Scuola, tra didattica a distanza e lockdown
‘La didattica a distanza e il lockdown hanno portato molti ragazzi a essere meno interessati alla prosecuzione degli studi, preferendo direttamente il passaggio al mondo del lavoro’, aveva raccontato a Linkiesta qualche settimana fa David Rodriguez Calvo, responsabile dei progetti di apprendistato del Gruppo Adecco. «Davanti a un mercato in cui se hai, per esempio, un diploma di meccanica o informatica trovi immediatamente lavoro, molti non sono incentivati a continuare a studiare», aveva spiegato. E ora i numeri delle immatricolazioni in calo in Italia lo confermano.
Secondo la stima del ministero dell’Università, nel 2022 si contano 10mila matricole in meno rispetto all’anno precedente. I dati non sono ancora definitivi – quelli ufficiali saranno disponibili a inizio estate – ma si comincia a intravedere un fenomeno preoccupante. E se il confronto si fa con il 2020, i nuovi iscritti agli atenei sarebbero quasi 24mila in meno. Certo c’è il fattore demografico di un Paese che invecchia, ma è un segnale allarmante per l’Italia, che ha solo il 20,1% di laureati contro il 32,8% della media europea.
Il fenomeno, però, non è solo italiano. Anche negli Stati Uniti, rispetto al periodo pre-pandemia, gli ultimi dati registrano oltre 1 milione in meno di nuovi iscritti nei college. Il mix tra l’impossibilità di vivere appieno la vita universitaria a causa del virus e il dinamismo di un mercato in cui, per via della carenza di manodopera, è facile trovare un lavoro ha portato molti ragazzi a terminare gli studi dopo le superiori. Molti speravano che gli aspiranti laureandi che avevano scelto di prendersi un anno di pausa nel 2020 sarebbero tornati nel 2021. Ma dei diplomati delle scuole americane del 2020 che hanno scelto di non iscriversi al college, solo il 2% si è iscritto l’anno dopo.
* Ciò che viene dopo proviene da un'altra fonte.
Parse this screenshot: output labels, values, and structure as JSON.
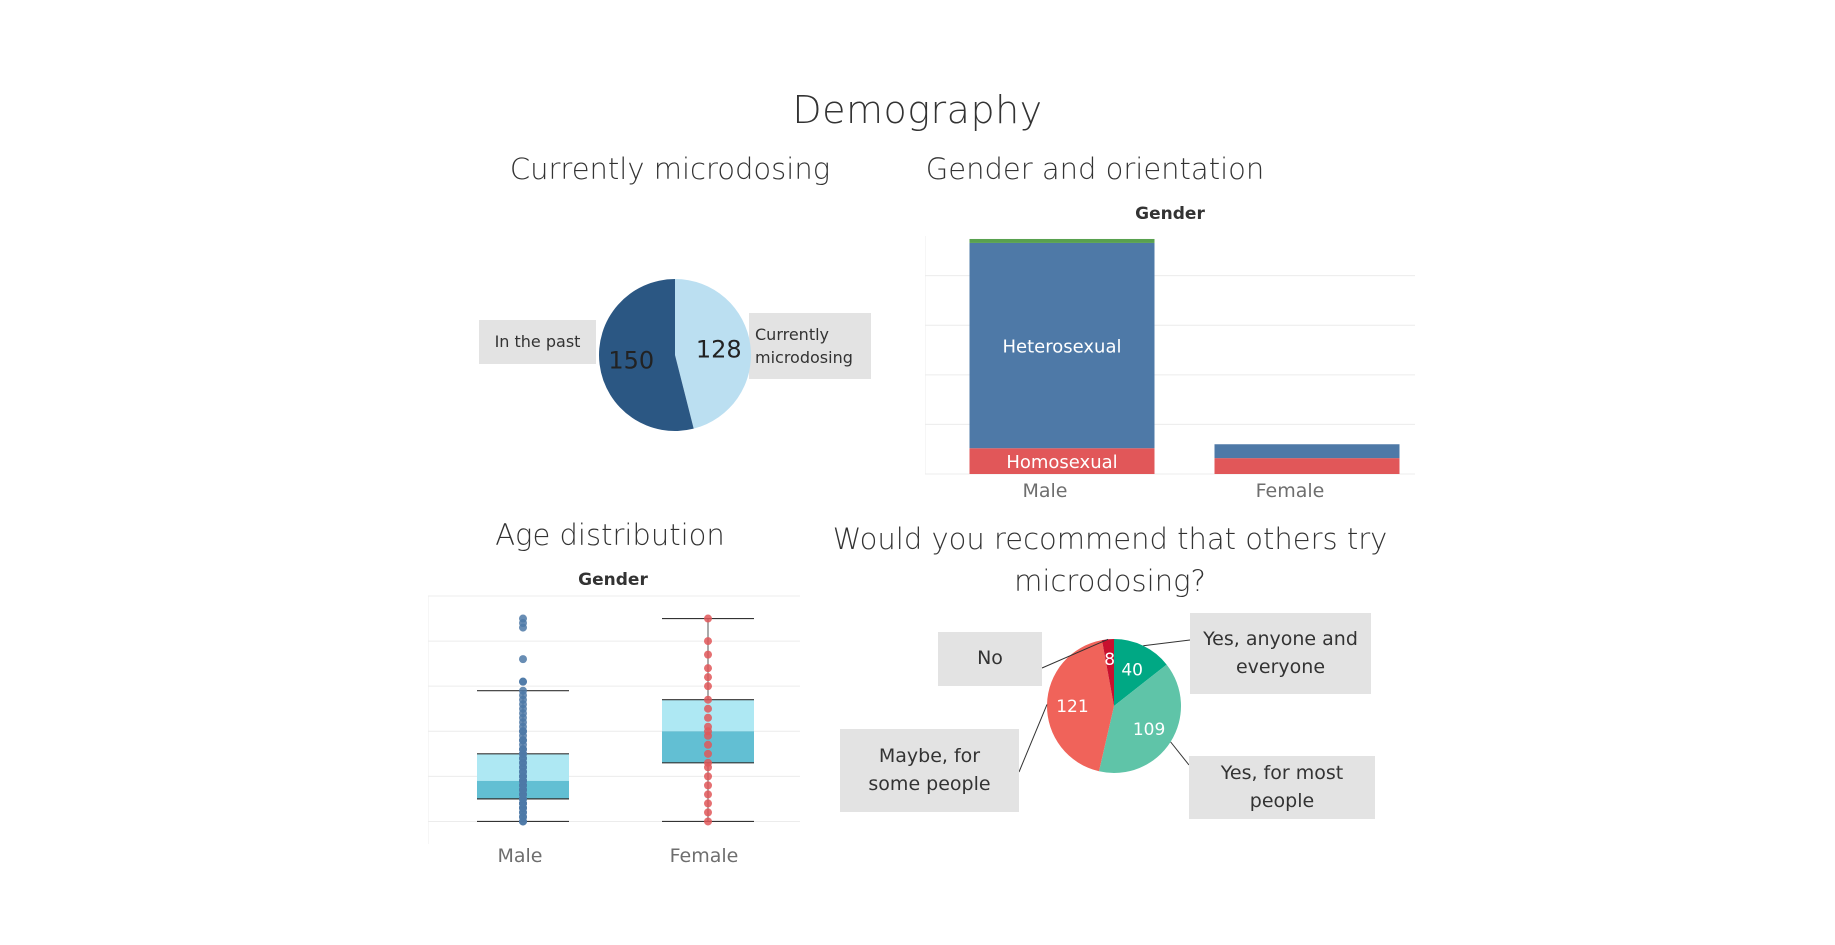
{
  "page": {
    "title": "Demography"
  },
  "colors": {
    "dark_blue": "#2b5783",
    "light_blue": "#bbdff1",
    "steel_blue": "#4e79a7",
    "red": "#e15759",
    "green": "#59a14f",
    "teal_dark": "#00a884",
    "teal_light": "#5fc4a8",
    "coral": "#f0635a",
    "crimson": "#c8102e",
    "box_light": "#aee8f3",
    "box_dark": "#62bfd3",
    "grid": "#ececec",
    "label_bg": "#e3e3e3"
  },
  "chart_data": [
    {
      "id": "current",
      "type": "pie",
      "title": "Currently microdosing",
      "slices": [
        {
          "label": "Currently microdosing",
          "value": 128,
          "color": "#bbdff1"
        },
        {
          "label": "In the past",
          "value": 150,
          "color": "#2b5783"
        }
      ]
    },
    {
      "id": "gender",
      "type": "bar",
      "title": "Gender and orientation",
      "header": "Gender",
      "categories": [
        "Male",
        "Female"
      ],
      "ylim": [
        0,
        240
      ],
      "grid": true,
      "series": [
        {
          "name": "Homosexual",
          "values": [
            26,
            16
          ],
          "color": "#e15759"
        },
        {
          "name": "Heterosexual",
          "values": [
            207,
            14
          ],
          "color": "#4e79a7"
        },
        {
          "name": "",
          "values": [
            4,
            0
          ],
          "color": "#59a14f"
        }
      ]
    },
    {
      "id": "age",
      "type": "box",
      "title": "Age distribution",
      "header": "Gender",
      "categories": [
        "Male",
        "Female"
      ],
      "ylim": [
        15,
        70
      ],
      "grid": true,
      "groups": [
        {
          "name": "Male",
          "whisker_low": 20,
          "q1": 25,
          "median": 29,
          "q3": 35,
          "whisker_high": 49,
          "points": [
            20,
            20,
            21,
            21,
            22,
            22,
            23,
            23,
            23,
            24,
            24,
            24,
            25,
            25,
            25,
            26,
            26,
            26,
            27,
            27,
            27,
            28,
            28,
            28,
            29,
            29,
            29,
            30,
            30,
            30,
            31,
            31,
            32,
            32,
            33,
            33,
            34,
            34,
            35,
            35,
            36,
            36,
            37,
            38,
            38,
            39,
            40,
            40,
            41,
            42,
            43,
            44,
            45,
            46,
            47,
            48,
            49,
            51,
            51,
            56,
            63,
            64,
            65
          ]
        },
        {
          "name": "Female",
          "whisker_low": 20,
          "q1": 33,
          "median": 40,
          "q3": 47,
          "whisker_high": 65,
          "points": [
            20,
            22,
            24,
            26,
            28,
            30,
            32,
            33,
            35,
            37,
            39,
            40,
            41,
            43,
            45,
            47,
            50,
            52,
            54,
            57,
            60,
            65
          ]
        }
      ]
    },
    {
      "id": "recommend",
      "type": "pie",
      "title": "Would you recommend that others try microdosing?",
      "slices": [
        {
          "label": "Yes, anyone and everyone",
          "value": 40,
          "color": "#00a884"
        },
        {
          "label": "Yes, for most people",
          "value": 109,
          "color": "#5fc4a8"
        },
        {
          "label": "Maybe, for some people",
          "value": 121,
          "color": "#f0635a"
        },
        {
          "label": "No",
          "value": 8,
          "color": "#c8102e"
        }
      ]
    }
  ]
}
L’ipotesi più probabile, spiega Doug Shapiro, a capo del National Student Clearinghouse, «è che siano lì fuori a lavorare». La disoccupazione negli Stati Uniti è in calo. Il mercato del lavoro è in ripresa. Gli annunci di lavoro sono esplosi con la Great Resignation e i salari stanno aumentando anche per i lavoratori poco qualificati. «Quindi, se hai un diploma di scuola superiore, questo sembra un buon momento per essere là fuori a fare soldi», dice Shapiro.
Certo, «è molto allettante per i diplomati, ma il timore è che stiano scambiando un guadagno a breve termine con una perdita a lungo termine», spiega l’esperto. «Potrebbe essere l’avvio di un’intera generazione di studenti che ripensa al valore dell’università». Con tutte le conseguenze che questo comporta.
Le ricerche, negli Stati Uniti come in Europa, hanno dimostrato che ottenere una laurea porta a salari più alti, disoccupazione più bassa e maggiori guadagni nell’arco della vita. E se già, come accade in Italia (ma anche negli Stati Uniti), esiste un divario nel mercato con posti di lavoro vuoti perché le aziende non riescono a trovare lavoratori con le competenze adeguate, questo divario con il numero dei laureati in calo è destinato ad aumentare. Con un effetto a cascata sulla crescita economica post Covid.
In ora di pandemia è opportuno esaminare com’è oggi il clima a scuola, travolto com’è nel ginepraio di regole, dubbi, paure e mancanze. Con le classi al gelo e le mascherine a carico delle famiglie, la prima settimana di ritorno in aula dopo le vacanze è all’insegna del caos. Un rientro complesso, su cui pesa l’assenza di centinaia di ragazzi e bambini in quarantena o positivi. Così come mancano all’appello decine di insegnanti e amministrativi fuori gioco per le stesse ragioni. Un rientro zavorrato dalla dad a cui classi, o interi istituti, sono comunque dovuti ricorrere: «121 solo a Torino in cinque giorni», certifica in queste ore La Repubblica. «E 61 le sezioni della scuola dell’infanzia che hanno ridotto l’orario per carenza di personale». Ma per il ministro Bianchi va tutto bene: «La scuola ha riaperto. E non c’è stato alcun disastro».
La problematica reale è che la didattica a distanza e il lockdown hanno portato molti ragazzi a essere meno interessati alla prosecuzione degli studi, preferendo direttamente il passaggio al mondo del lavoro’. Il vero disastro è questo non quello che sottolineava il ministro Bianchi.